I’ve been busy, not that being busy is in any way unusual for me, but there have been deadlines to some of what I’d had to do this past week (consulting work), and getting things done that require paying attention, sitting at a desk, in a hot house, has not been easy. Normally, I spend an hour or three at a time at my desk, whether writing a grant as a consultant, or doing a webinar, or doing my own work, editing poetry or writing an essay or pulling something together for one of the boards I’m on. When I get restless, which happens a lot, I go outside and weed my garden for a while, go for a bike ride, a swim, a walk, or pick some of the abundance of wild blueberries this year, something outside and direct and physical.
Not this week. When I needed a break from my work, I just walked around looking for a cooler space in the house. Being outside during the day was impossibly uncomfortable and hot. I did go swimming, but not much else. I got my work done, went for a swim, then sat on the back deck at the end of the day with David, both of us basically panting, trying to stay cool enough to get through dinner and get into bed with multiple fans blowing on us. My brain was on semi-permanent melt — work, eat, collapse. What was there to say that would be interesting for a blog?
But I was paying attention to the forecast (another thing that is not in any way unusual for me) and kept seeing the temperatures predicted for Friday as being the highest of the week. Early in my week of work, I decided to get what I needed done completed by Thursday afternoon so David and I could have a summer vacation day on Friday.
We did. We got up yesterday morning and put the kayak racks on the car for the first time this summer, then loaded up the kayaks and a cooler of snacks, and headed for Squam Lake. Squam Lake is a special place for me. It was our family vacation spot for all the years from when Sam was a year old until two years after Eric died — 21 years. Kayaking on Squam was Eric’s favorite thing to do, the lake his favorite place in the world. The day Eric died, as we were trying to figure out how to prepare his body for pick up by the funeral home, Adrienne, Sam, John and I agreed that nothing would be so fitting as dressing Eric in his kayak shorts and water shoes. We considered putting a paddle beside him, to be tucked into the coffin and buried with him, but knew Eric would object to that as a waste of good equipment.

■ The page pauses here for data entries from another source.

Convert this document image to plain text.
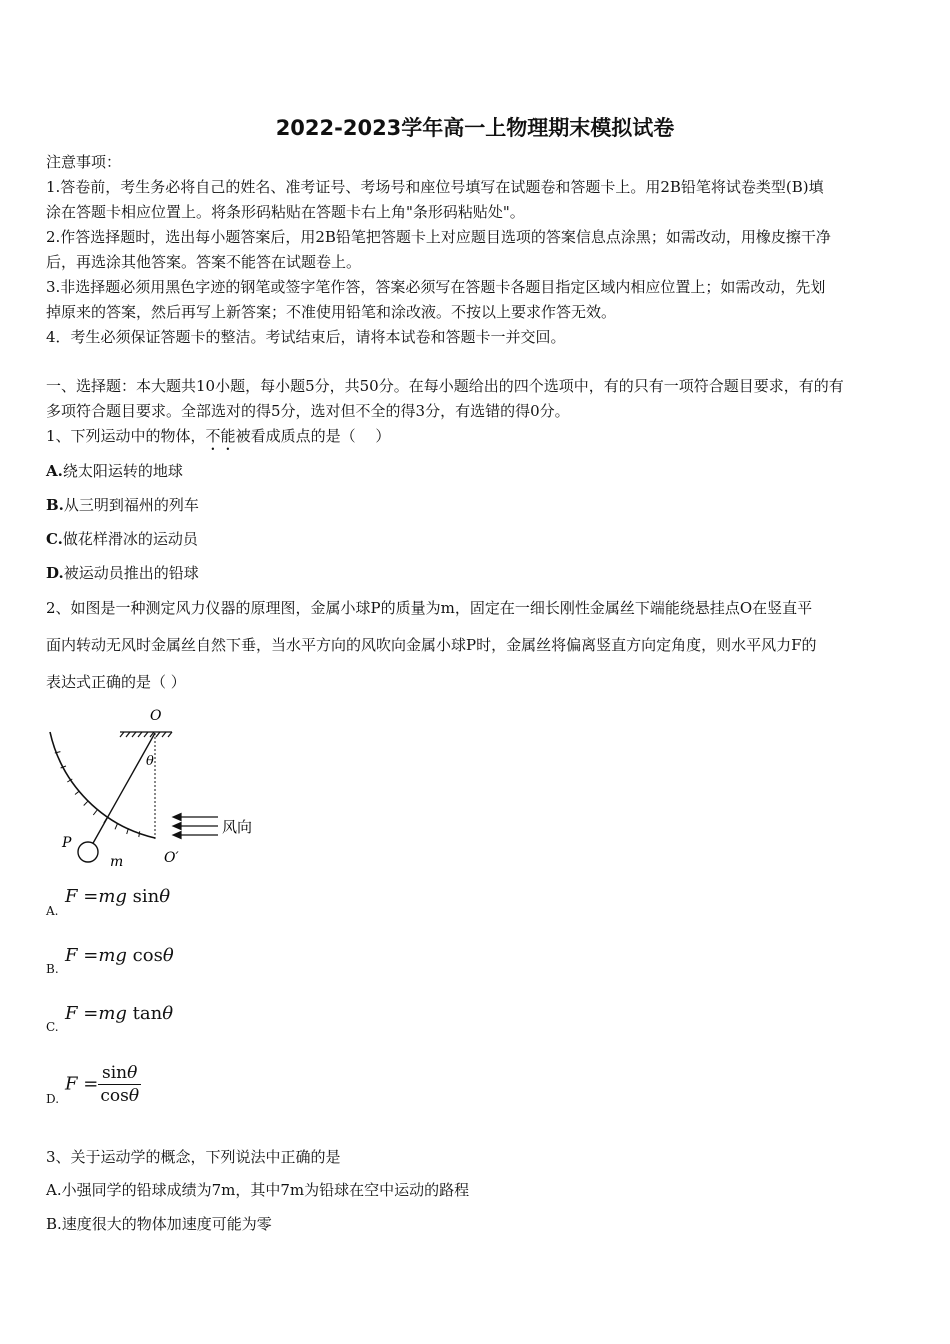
2022-2023学年高一上物理期末模拟试卷
注意事项：
1.答卷前，考生务必将自己的姓名、准考证号、考场号和座位号填写在试题卷和答题卡上。用2B铅笔将试卷类型(B)填
涂在答题卡相应位置上。将条形码粘贴在答题卡右上角"条形码粘贴处"。
2.作答选择题时，选出每小题答案后，用2B铅笔把答题卡上对应题目选项的答案信息点涂黑；如需改动，用橡皮擦干净
后，再选涂其他答案。答案不能答在试题卷上。
3.非选择题必须用黑色字迹的钢笔或签字笔作答，答案必须写在答题卡各题目指定区域内相应位置上；如需改动，先划
掉原来的答案，然后再写上新答案；不准使用铅笔和涂改液。不按以上要求作答无效。
4．考生必须保证答题卡的整洁。考试结束后，请将本试卷和答题卡一并交回。
一、选择题：本大题共10小题，每小题5分，共50分。在每小题给出的四个选项中，有的只有一项符合题目要求，有的有
多项符合题目要求。全部选对的得5分，选对但不全的得3分，有选错的得0分。
1、下列运动中的物体，不能被看成质点的是（　 ）
A.绕太阳运转的地球
B.从三明到福州的列车
C.做花样滑冰的运动员
D.被运动员推出的铅球
2、如图是一种测定风力仪器的原理图，金属小球P的质量为m，固定在一细长刚性金属丝下端能绕悬挂点O在竖直平
面内转动无风时金属丝自然下垂，当水平方向的风吹向金属小球P时，金属丝将偏离竖直方向定角度，则水平风力F的
表达式正确的是（ ）
O
θ
P
m	O′
风向
A.
F =mg sinθ
B.
F =mg cosθ
C.
F =mg tanθ
D.
$F = \frac{\sin\theta}{\cos\theta}$
3、关于运动学的概念，下列说法中正确的是
A.小强同学的铅球成绩为7m，其中7m为铅球在空中运动的路程
B.速度很大的物体加速度可能为零
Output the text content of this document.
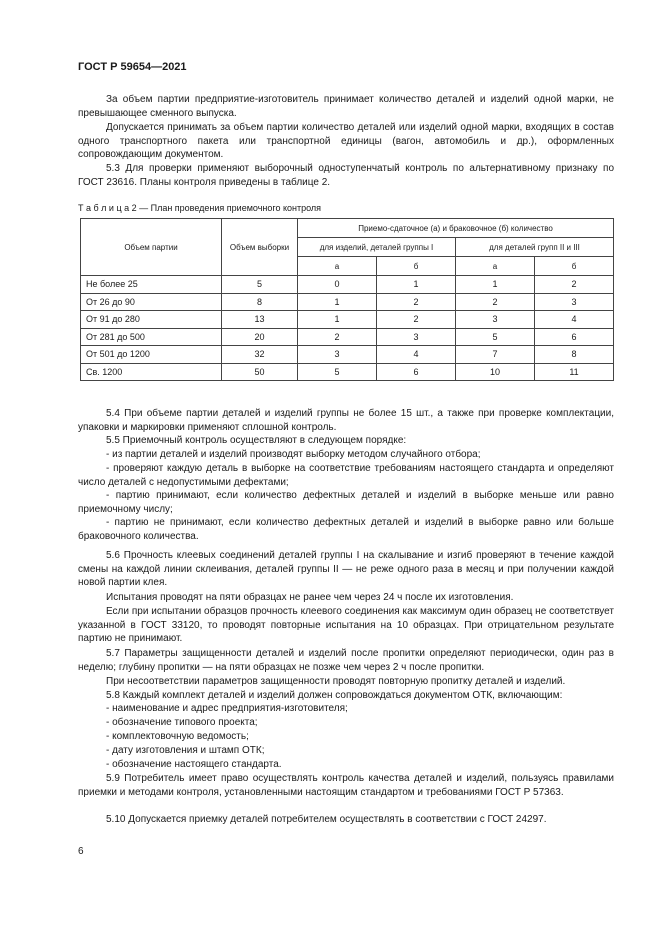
ГОСТ Р 59654—2021
За объем партии предприятие-изготовитель принимает количество деталей и изделий одной марки, не превышающее сменного выпуска.
Допускается принимать за объем партии количество деталей или изделий одной марки, входящих в состав одного транспортного пакета или транспортной единицы (вагон, автомобиль и др.), оформленных сопровождающим документом.
5.3 Для проверки применяют выборочный одноступенчатый контроль по альтернативному признаку по ГОСТ 23616. Планы контроля приведены в таблице 2.
Т а б л и ц а 2 — План проведения приемочного контроля
Объем партии	Объем выборки	Приемо-сдаточное (а) и браковочное (б) количество			
		для изделий, деталей группы I		для деталей групп II и III	
		а	б	а	б
Не более 25	5	0	1	1	2
От 26 до 90	8	1	2	2	3
От 91 до 280	13	1	2	3	4
От 281 до 500	20	2	3	5	6
От 501 до 1200	32	3	4	7	8
Св. 1200	50	5	6	10	11
5.4 При объеме партии деталей и изделий группы не более 15 шт., а также при проверке комплектации, упаковки и маркировки применяют сплошной контроль.
5.5 Приемочный контроль осуществляют в следующем порядке:
- из партии деталей и изделий производят выборку методом случайного отбора;
- проверяют каждую деталь в выборке на соответствие требованиям настоящего стандарта и определяют число деталей с недопустимыми дефектами;
- партию принимают, если количество дефектных деталей и изделий в выборке меньше или равно приемочному числу;
- партию не принимают, если количество дефектных деталей и изделий в выборке равно или больше браковочного количества.
5.6 Прочность клеевых соединений деталей группы I на скалывание и изгиб проверяют в течение каждой смены на каждой линии склеивания, деталей группы II — не реже одного раза в месяц и при получении каждой новой партии клея.
Испытания проводят на пяти образцах не ранее чем через 24 ч после их изготовления.
Если при испытании образцов прочность клеевого соединения как максимум один образец не соответствует указанной в ГОСТ 33120, то проводят повторные испытания на 10 образцах. При отрицательном результате партию не принимают.
5.7 Параметры защищенности деталей и изделий после пропитки определяют периодически, один раз в неделю; глубину пропитки — на пяти образцах не позже чем через 2 ч после пропитки.
При несоответствии параметров защищенности проводят повторную пропитку деталей и изделий.
5.8 Каждый комплект деталей и изделий должен сопровождаться документом ОТК, включающим:
- наименование и адрес предприятия-изготовителя;
- обозначение типового проекта;
- комплектовочную ведомость;
- дату изготовления и штамп ОТК;
- обозначение настоящего стандарта.
5.9 Потребитель имеет право осуществлять контроль качества деталей и изделий, пользуясь правилами приемки и методами контроля, установленными настоящим стандартом и требованиями ГОСТ Р 57363.
5.10 Допускается приемку деталей потребителем осуществлять в соответствии с ГОСТ 24297.
6
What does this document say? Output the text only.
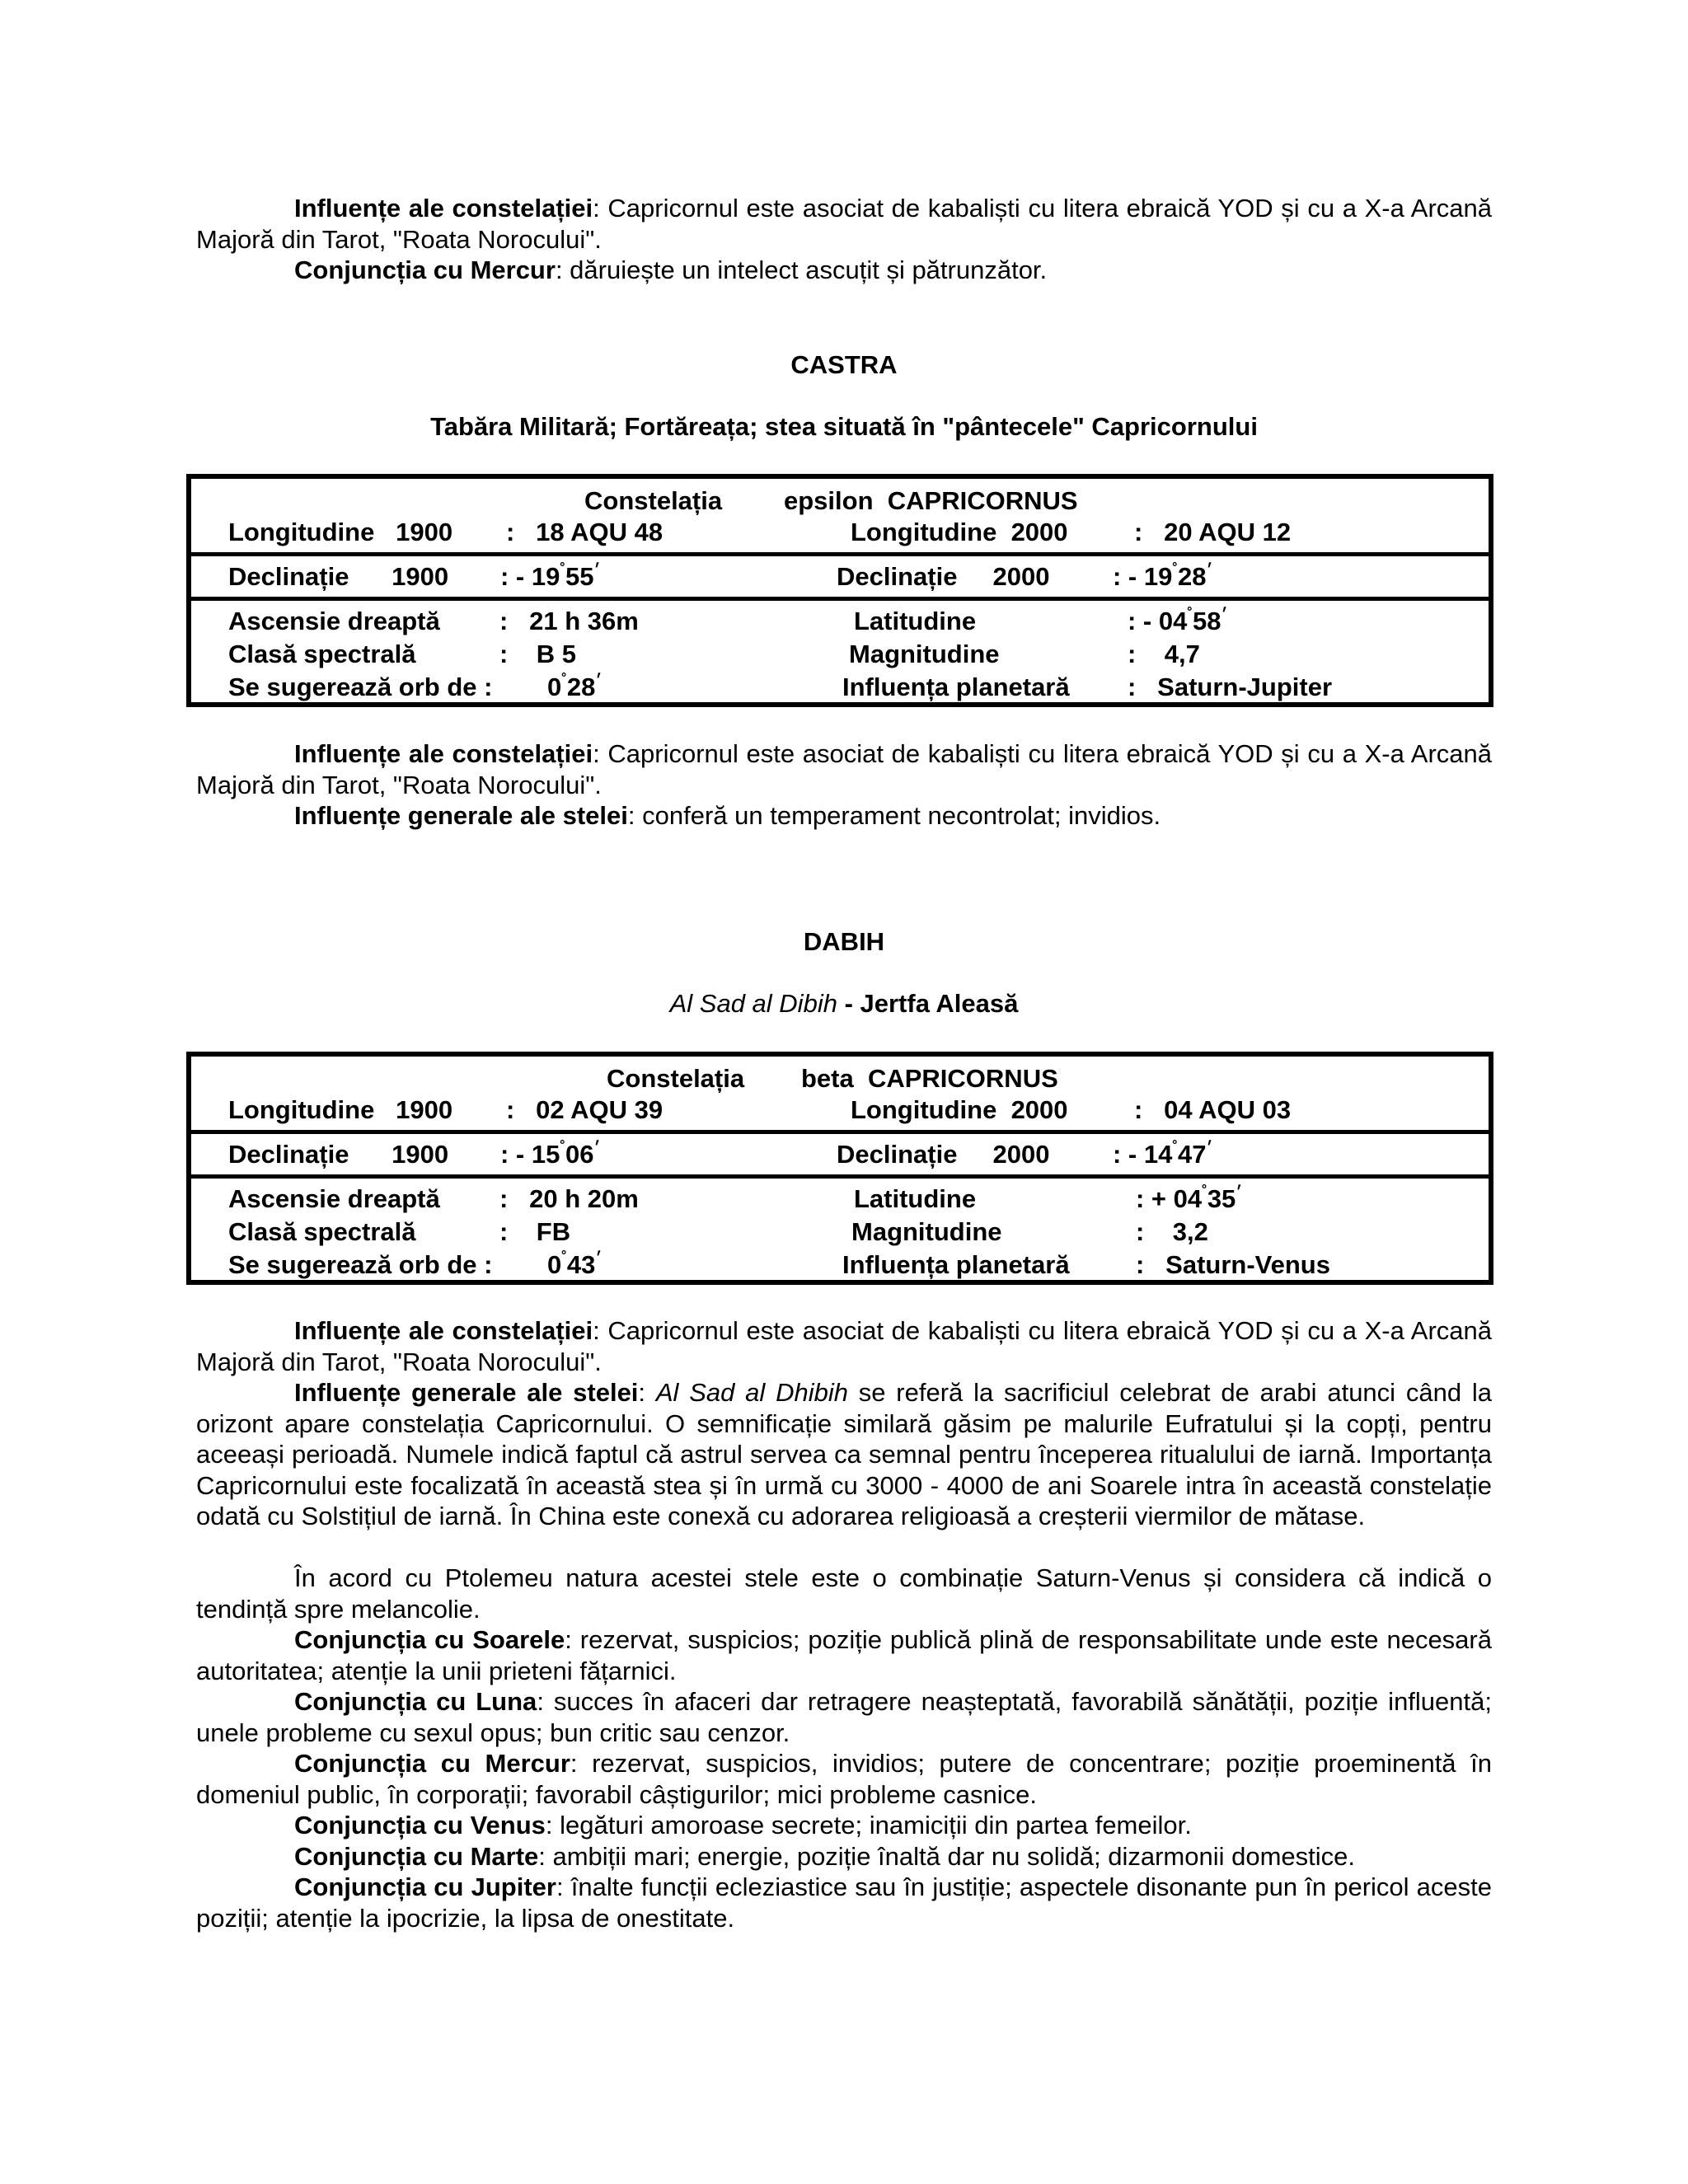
Influențe ale constelației: Capricornul este asociat de kabaliști cu litera ebraică YOD și cu a X-a Arcană Majoră din Tarot, "Roata Norocului".

Conjuncția cu Mercur: dăruiește un intelect ascuțit și pătrunzător.

CASTRA
Tabăra Militară; Fortăreața; stea situată în "pântecele" Capricornului
Constelația epsilon  CAPRICORNUS
Longitudine   1900 :   18 AQU 48	Longitudine  2000	:   20 AQU 12
Declinație      1900 : - 19˚55׳	Declinație     2000 : - 19˚28׳
Ascensie dreaptă :   21 h 36m	Latitudine	: - 04˚58׳
Clasă spectrală	:    B 5	Magnitudine	:    4,7
Se sugerează orb de : 0˚28׳	Influența planetară :   Saturn-Jupiter

Influențe ale constelației: Capricornul este asociat de kabaliști cu litera ebraică YOD și cu a X-a Arcană Majoră din Tarot, "Roata Norocului".

Influențe generale ale stelei: conferă un temperament necontrolat; invidios.

DABIH
Al Sad al Dibih - Jertfa Aleasă
Constelația beta  CAPRICORNUS
Longitudine   1900 :   02 AQU 39	Longitudine  2000	:   04 AQU 03
Declinație      1900 : - 15˚06׳	Declinație     2000 : - 14˚47׳
Ascensie dreaptă :   20 h 20m	Latitudine	: + 04˚35׳
Clasă spectrală	:    FB	Magnitudine	:    3,2
Se sugerează orb de : 0˚43׳	Influența planetară	:   Saturn-Venus

Influențe ale constelației: Capricornul este asociat de kabaliști cu litera ebraică YOD și cu a X-a Arcană Majoră din Tarot, "Roata Norocului".

Influențe generale ale stelei: Al Sad al Dhibih se referă la sacrificiul celebrat de arabi atunci când la orizont apare constelația Capricornului. O semnificație similară găsim pe malurile Eufratului și la copți, pentru aceeași perioadă. Numele indică faptul că astrul servea ca semnal pentru începerea ritualului de iarnă. Importanța Capricornului este focalizată în această stea și în urmă cu 3000 - 4000 de ani Soarele intra în această constelație odată cu Solstițiul de iarnă. În China este conexă cu adorarea religioasă a creșterii viermilor de mătase.

În acord cu Ptolemeu natura acestei stele este o combinație Saturn-Venus și considera că indică o tendință spre melancolie.

Conjuncția cu Soarele: rezervat, suspicios; poziție publică plină de responsabilitate unde este necesară autoritatea; atenție la unii prieteni fățarnici.

Conjuncția cu Luna: succes în afaceri dar retragere neașteptată, favorabilă sănătății, poziție influentă; unele probleme cu sexul opus; bun critic sau cenzor.

Conjuncția cu Mercur: rezervat, suspicios, invidios; putere de concentrare; poziție proeminentă în domeniul public, în corporații; favorabil câștigurilor; mici probleme casnice.

Conjuncția cu Venus: legături amoroase secrete; inamiciții din partea femeilor.

Conjuncția cu Marte: ambiții mari; energie, poziție înaltă dar nu solidă; dizarmonii domestice.

Conjuncția cu Jupiter: înalte funcții ecleziastice sau în justiție; aspectele disonante pun în pericol aceste poziții; atenție la ipocrizie, la lipsa de onestitate.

As David and I turned onto Metcalf Road yesterday, headed for the kayak launch spot on Squaw Cove, a wave of memory passed through me, bringing back all the years of getting ready for a week on the lake, all the years of Eric and I kayaking to favorite spots to swim and pick berries and relax, all the years of dipping our paddles into the clear lake water as we watched the march of the Sandwich Range mountains fading into the haze of summer days on the north shore.
Yesterday on the lake was perfect. It was viciously hot in most of the country, but fine sitting on the fine white sand beaches of Squam Lake, half-submerged in water. David and I paddled and swam and read and had a picnic and I wrote in my Island Journal, a memoir I’m writing that I can only write while on islands (more on that in a later post). We went to three islands yesterday. At one point I asked David how he was doing (not an easy week for either or us, for reasons as easy to ascribe to the heat as anything else) and he said, “I’m great. This is the essential ‘us.’ Getting out into the world and moving and being and enjoying”
We didn’t leave the lake until dinner time, driven back to our car by hunger. We picked up sandwiches in Holderness and ate sitting on a dock, watching the light fade over the water. Yes, maybe it was a week too hot for blogging, a week to hot for anything but getting done what had to be done. But it was an evening cool enough for imagination, after a week soaked in the sweat of real life and obligation. Time to let go. Time to float into a weekend as the cooler air moved in.